Carlsbad, California-based PhotoThera Inc’s NeuroThera Laser System failed to significantly lower stroke disability overall in 660 stroke patients in its first major clinical trial, the researchers wrote in the journal Stroke.
But patients with moderate to moderately severe strokes did improve after laser treatment, the researchers said.
Stroke is the No. 3 cause of death in the United States and a leading cause of disability, and experts say new stroke treatments are urgently needed.
The only treatment approved by the Food and Drug Administration for the most common type of stroke, caused by a blood clot, is a clot-busting drug known as tissue plasminogen activator, or tPA, that must be given intravenously within three hours.
“We need something for patients who come in later than that,” Dr. Justin Zivin of the University of California San Diego, who led the study funded by PhotoThera, said in a telephone interview.
Doctors used the laser device to painlessly send low-energy infrared radiation into the brain, on average 14-1/2 hours after a stroke.

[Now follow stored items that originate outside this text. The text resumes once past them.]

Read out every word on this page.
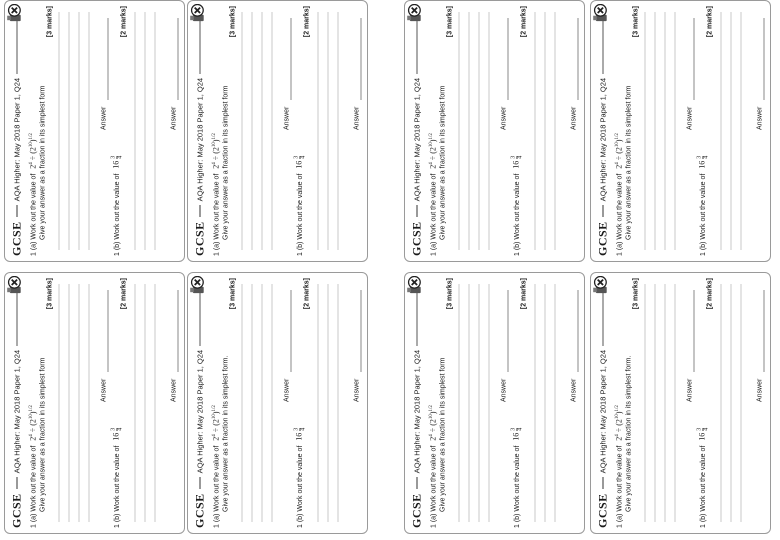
GCSE
AQA Higher: May 2018 Paper 1, Q24
1 (a) Work out the value of $2^4 \div (2^{10})^{1/2}$ Give your answer as a fraction in its simplest form
[3 marks]
Answer
1 (b) Work out the value of 16
3 4
[2 marks]
Answer
GCSE
AQA Higher: May 2018 Paper 1, Q24
1 (a) Work out the value of $2^4 \div (2^{10})^{1/2}$ Give your answer as a fraction in its simplest form
[3 marks]
Answer
1 (b) Work out the value of 16
3 4
[2 marks]
Answer
GCSE
AQA Higher: May 2018 Paper 1, Q24
1 (a) Work out the value of $2^4 \div (2^{10})^{1/2}$ Give your answer as a fraction in its simplest form
[3 marks]
Answer
1 (b) Work out the value of 16
3 4
[2 marks]
Answer
GCSE
AQA Higher: May 2018 Paper 1, Q24
1 (a) Work out the value of $2^4 \div (2^{10})^{1/2}$ Give your answer as a fraction in its simplest form.
[3 marks]
Answer
1 (b) Work out the value of 16
3 4
[2 marks]
Answer
GCSE
AQA Higher: May 2018 Paper 1, Q24
1 (a) Work out the value of $2^4 \div (2^{10})^{1/2}$ Give your answer as a fraction in its simplest form
[3 marks]
Answer
1 (b) Work out the value of 16
3 4
[2 marks]
Answer
GCSE
AQA Higher: May 2018 Paper 1, Q24
1 (a) Work out the value of $2^4 \div (2^{10})^{1/2}$ Give your answer as a fraction in its simplest form
[3 marks]
Answer
1 (b) Work out the value of 16
3 4
[2 marks]
Answer
GCSE
AQA Higher: May 2018 Paper 1, Q24
1 (a) Work out the value of $2^4 \div (2^{10})^{1/2}$ Give your answer as a fraction in its simplest form
[3 marks]
Answer
1 (b) Work out the value of 16
3 4
[2 marks]
Answer
GCSE
AQA Higher: May 2018 Paper 1, Q24
1 (a) Work out the value of $2^4 \div (2^{10})^{1/2}$ Give your answer as a fraction in its simplest form.
[3 marks]
Answer
1 (b) Work out the value of 16
3 4
[2 marks]
Answer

Ninety days later, 36 percent of those given the laser treatment had either mild or no disability compared to 31 percent of those not given the therapy, but the difference was not statistically significant, the researchers said.
Among those who had moderate to moderately severe strokes, 52 percent of those given the laser treatment had either mild or no disability compared to 42 percent of the others. That difference was statistically significant, Zivin said.
“We’re very encouraged by it,” added Zivin, whose study was presented at an American Stroke Association meeting.
Zivin, who has a financial stake in the company, said it is unclear exactly how the laser treatment may be helping the patient. It’s possible the treatment is reducing cell death, increasing new cell growth and boosting energy metabolism.